My people are efficient and there was only a minimal wait for the connecting flight from Paris to Catania. I was first off the airplane when we landed and soon after, towing my bag, emerged from Italian customs. I was met by a middle-aged man in a crisp uniform. He apparently had been briefed on my appearance, for he approached me immediately.
"Benvenuti,
Signore Garvey. My name is Bruno. Welcome to Sicily. Is this all your luggage?"
"Yes, thank you."
Pack lightly,
I'd been told.
I let him take it. To be honest, I still wasn't entirely sure what I was getting into. Dr. Webber, my shrink, had been encouraging without giving much information. The clinic website, while not going into any great detail, had made the place look comfortable and had stressed the benefits of tranquility. That much had been enough. If excitement had abandoned me, then why not woo tranquility?

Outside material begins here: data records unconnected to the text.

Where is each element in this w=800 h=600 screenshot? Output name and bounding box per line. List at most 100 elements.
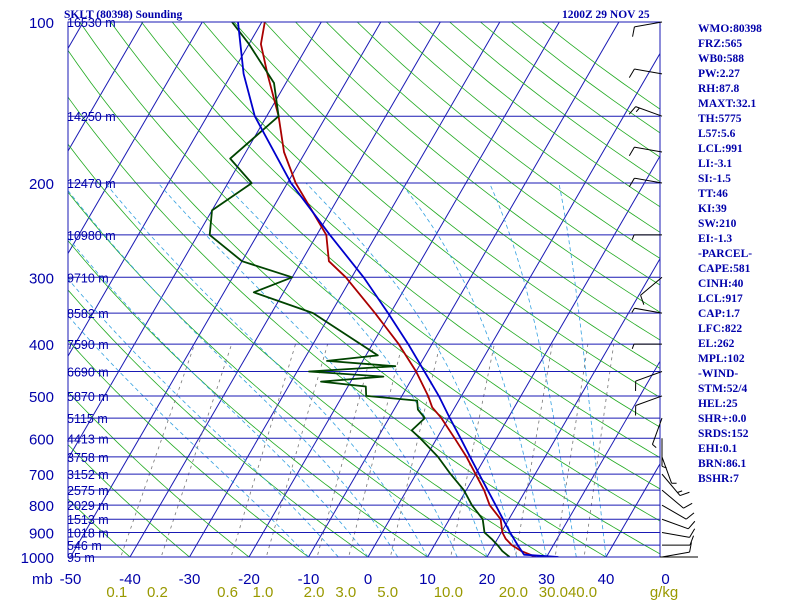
wind-barb-flag <box>628 68 635 78</box>
moist-adiabat-line <box>68 278 339 557</box>
wind-barb <box>628 68 663 78</box>
wind-barb-flag <box>632 26 635 37</box>
index-item: LCL:991 <box>698 143 743 155</box>
series-layer <box>208 22 559 557</box>
wind-barb-flag <box>628 146 635 157</box>
wind-barb-staff <box>661 473 681 496</box>
mixing-ratio-label: 0.6 <box>217 584 238 600</box>
mixing-ratio-label: 30.0 <box>539 584 568 600</box>
index-item: SHR+:0.0 <box>698 413 747 425</box>
dewpoint-line <box>208 22 511 557</box>
height-label: 2029 m <box>67 499 109 513</box>
index-item: CINH:40 <box>698 278 744 290</box>
wind-barb <box>635 395 663 416</box>
temperature-tick-label: -50 <box>60 571 82 588</box>
mixing-ratio-label: 20.0 <box>499 584 528 600</box>
pressure-tick-label: 400 <box>29 337 54 354</box>
temperature-tick-label: 10 <box>419 571 436 588</box>
wind-barb <box>661 518 696 530</box>
index-item: -PARCEL- <box>698 248 753 260</box>
index-item: BRN:86.1 <box>698 458 747 470</box>
wind-barb-staff <box>661 532 690 538</box>
pressure-tick-label: 500 <box>29 389 54 406</box>
wind-barb-staff <box>661 489 684 509</box>
wind-barb <box>631 307 663 314</box>
height-label: 546 m <box>67 539 102 553</box>
wind-barb <box>661 438 667 469</box>
wind-barb-staff <box>661 518 689 530</box>
wind-barb-staff <box>640 276 663 296</box>
mixing-ratio-label: 10.0 <box>434 584 463 600</box>
moist-adiabat-line <box>68 237 369 557</box>
wind-barb <box>661 489 693 509</box>
wind-barb <box>628 177 663 188</box>
height-label: 10980 m <box>67 229 116 243</box>
index-item: LI:-3.1 <box>698 158 733 170</box>
wind-barb-staff <box>634 146 663 153</box>
mixing-ratio-label: 2.0 <box>304 584 325 600</box>
height-label: 5870 m <box>67 390 109 404</box>
index-item: CAP:1.7 <box>698 308 740 320</box>
index-item: EI:-1.3 <box>698 233 733 245</box>
isotherm-line <box>248 22 560 557</box>
wind-barb-staff <box>634 21 663 28</box>
mixing-ratio-line <box>120 343 195 557</box>
height-label: 12470 m <box>67 177 116 191</box>
isotherm-line <box>68 22 144 152</box>
index-item: KI:39 <box>698 203 727 215</box>
mixing-ratio-label: 1.0 <box>253 584 274 600</box>
wind-barb-staff <box>634 307 663 314</box>
isotherm-line <box>307 22 620 557</box>
wind-barb-staff <box>661 551 690 558</box>
mixing-ratio-line <box>160 343 233 557</box>
isotherm-line <box>545 360 660 557</box>
index-item: L57:5.6 <box>698 128 736 140</box>
temperature-tick-label: 30 <box>538 571 555 588</box>
wind-barb <box>635 370 663 392</box>
temperature-tick-label: 0 <box>364 571 372 588</box>
wind-barb-flag <box>685 512 695 520</box>
wind-barb-flag <box>631 234 635 240</box>
temperature-tick-label: 0 <box>661 571 669 588</box>
mixing-ratio-unit: g/kg <box>650 584 678 600</box>
wind-barb-flag <box>652 444 657 449</box>
dry-adiabat-line <box>68 239 429 557</box>
wind-barb-flag <box>679 491 690 497</box>
wind-barb-staff <box>635 370 663 382</box>
isotherm-line <box>367 52 660 557</box>
isotherm-line <box>68 22 203 255</box>
wind-barb <box>631 343 662 349</box>
dry-adiabat-line <box>68 498 131 557</box>
wind-barb-flag <box>631 343 635 349</box>
temperature-tick-label: 20 <box>479 571 496 588</box>
index-item: CAPE:581 <box>698 263 751 275</box>
index-item: LCL:917 <box>698 293 743 305</box>
pressure-tick-label: 1000 <box>21 550 54 567</box>
wind-barb-flag <box>640 295 645 305</box>
pressure-tick-label: 300 <box>29 270 54 287</box>
temperature-line <box>260 22 537 557</box>
wind-barb-staff <box>661 504 687 520</box>
mixing-ratio-label: 0.2 <box>147 584 168 600</box>
temperature-tick-label: -40 <box>119 571 141 588</box>
height-label: 95 m <box>67 551 95 565</box>
x-unit-label: mb <box>32 571 53 588</box>
wind-barb <box>628 106 663 117</box>
temperature-tick-label: -10 <box>298 571 320 588</box>
mixing-ratio-label: 5.0 <box>377 584 398 600</box>
dry-adiabat-line <box>68 444 191 557</box>
index-item: STM:52/4 <box>698 383 748 395</box>
wind-barb-staff <box>635 106 663 117</box>
temperature-tick-label: -20 <box>238 571 260 588</box>
wind-barb-flag <box>628 106 637 115</box>
isotherm-line <box>129 22 441 557</box>
dry-adiabat-line <box>68 391 250 557</box>
wind-barbs <box>628 21 698 558</box>
index-item: EHI:0.1 <box>698 443 738 455</box>
index-item: WB0:588 <box>698 53 744 65</box>
index-item: HEL:25 <box>698 398 738 410</box>
index-item: SW:210 <box>698 218 737 230</box>
height-label: 3152 m <box>67 468 109 482</box>
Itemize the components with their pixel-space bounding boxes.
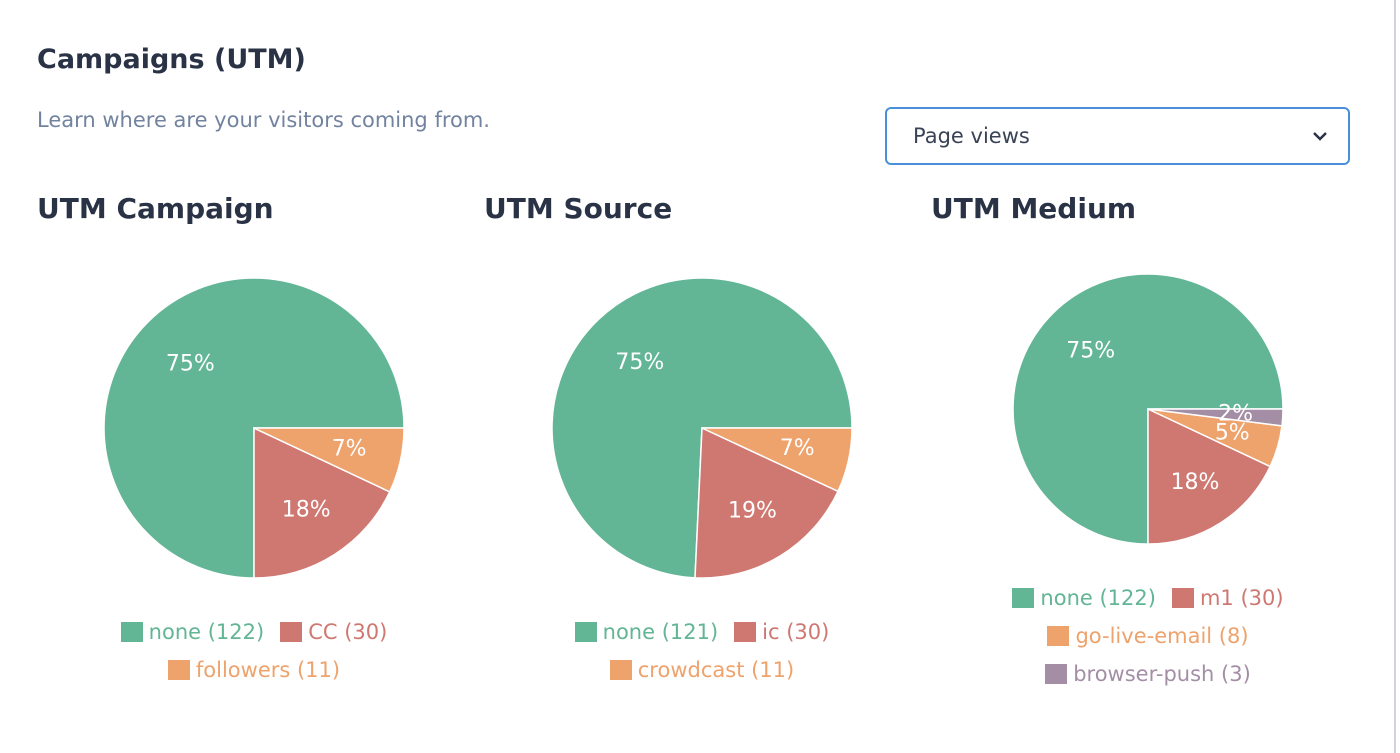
legend-label: crowdcast (11): [637, 658, 795, 682]
legend-item: crowdcast (11): [609, 657, 795, 683]
legend: none (122) m1 (30) go-live-email (8) browse…: [993, 585, 1303, 687]
legend-swatch: [1171, 588, 1194, 608]
legend-swatch: [1012, 588, 1035, 608]
chart-title: UTM Campaign: [37, 192, 274, 225]
chevron-icon: [1313, 132, 1327, 141]
legend-swatch: [734, 622, 757, 642]
legend-label: none (122): [1040, 586, 1156, 610]
legend-label: ic (30): [762, 620, 830, 644]
legend-swatch: [120, 622, 143, 642]
chart-title: UTM Source: [484, 192, 673, 225]
legend: none (121) ic (30) crowdcast (11): [547, 619, 857, 683]
legend-label: followers (11): [195, 658, 341, 682]
slice-label: 75%: [166, 351, 215, 376]
section-subtitle: Learn where are your visitors coming fro…: [37, 108, 490, 132]
legend-item: browser-push (3): [1045, 661, 1251, 687]
legend-label: none (121): [602, 620, 719, 644]
legend: none (122) CC (30) followers (11): [99, 619, 409, 683]
legend-item: go-live-email (8): [1047, 623, 1249, 649]
legend-item: none (122): [1012, 585, 1156, 611]
slice-label: 18%: [282, 497, 331, 522]
legend-label: CC (30): [308, 620, 388, 644]
slice-label: 7%: [332, 436, 367, 461]
pie-slice: [1147, 407, 1272, 545]
legend-swatch: [1045, 664, 1068, 684]
legend-swatch: [1047, 626, 1070, 646]
chart-title: UTM Medium: [931, 192, 1137, 225]
legend-item: followers (11): [167, 657, 341, 683]
slice-label: 75%: [1066, 339, 1115, 364]
legend-label: m1 (30): [1199, 586, 1284, 610]
slice-label: 19%: [728, 498, 777, 523]
panel-edge: [1394, 0, 1396, 753]
legend-label: none (122): [148, 620, 265, 644]
legend-item: none (121): [574, 619, 719, 645]
pie-slice: [1147, 408, 1284, 427]
legend-item: CC (30): [280, 619, 387, 645]
slice-label: 7%: [780, 436, 815, 461]
legend-item: m1 (30): [1171, 585, 1284, 611]
slice-label: 18%: [1171, 470, 1220, 495]
legend-item: ic (30): [734, 619, 829, 645]
legend-swatch: [609, 660, 632, 680]
legend-item: none (122): [120, 619, 265, 645]
slice-label: 5%: [1215, 420, 1250, 445]
pie-slice: [253, 427, 405, 493]
slice-label: 75%: [615, 350, 664, 375]
pie-slice: [253, 426, 391, 579]
section-title: Campaigns (UTM): [37, 44, 306, 75]
slice-label: 2%: [1218, 402, 1253, 427]
legend-label: go-live-email (8): [1075, 624, 1249, 648]
pie-slice: [701, 427, 853, 493]
pie-slice: [694, 426, 839, 579]
pie-slice: [103, 277, 405, 579]
legend-swatch: [280, 622, 303, 642]
legend-swatch: [574, 622, 597, 642]
legend-label: browser-push (3): [1073, 662, 1251, 686]
metric-select[interactable]: Page views: [885, 107, 1350, 165]
legend-swatch: [167, 660, 190, 680]
select-value: Page views: [913, 124, 1030, 148]
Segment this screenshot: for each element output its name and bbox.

Bruno led me outside to a shiny grey limousine sitting in a No Parking zone, where a muscular young man in a
Polizia di Stato
uniform was busily not noticing. He looked me over, nodded at Bruno and strolled away.
There was a soft
chuff
as Bruno closed the door behind me, then he circled the limo, got behind the wheel, started the engine and turned on the air conditioning. That done, he turned and looked back at me over his seat.
"We will be about two hours, Signore Garvey." He explained the controls for the entertainment system and the privacy screen, pointed out a small refrigerator. Seeing me nod, he turned in his seat, signaled and pulled out, the engine a kitten's purr.
A late flight, ten hours to Paris, two and a half hours to Catania and ground time on top of that; I was beyond tired. I raised the privacy screen, settled myself and dozed fitfully until the limo pulled to a gentle stop.
I was shaking off my fatigue as Bruno opened the door. He'd already retrieved my bag and waved me towards the door of the pink stucco villa I'd seen on the website. Dusk was falling and I was struck by the silence. It was such a far cry from the endless clamour back in the city.
An attractive woman in her mid-40s rose to greet me as we entered. Curly brown hair framed a patrician face before falling over the lapels of a linen suit. I could sense solid intelligence in her brown eyes, a confident, pragmatic competence I had to pay top dollar to hire back home.
"Welcome, Mr. Garvey," she said. For some reason, I found the standard greeting particularly calming. "I am Dr. Annika Steiner, the clinic director."
Her accent and name suggested that she was German or Austrian. I noticed a wedding ring set -- on her right hand. I wondered what that meant.
"Thank you. Um...
Doctor
Steiner?"
Her smile was no less professional than Brigit's, but it seemed somehow more sincere, more welcoming. Very European, she gave me a slight bow and presented a business card. My eyebrows went up a little when I saw the letters after her name; the woman had more degrees than a pocket compass.
"Yes, 'Doctor'," she smiled. "I am, among other things, a psychologist. But, for now, I am your hostess and you must be very tired."
I nodded, merely acknowledged the truth.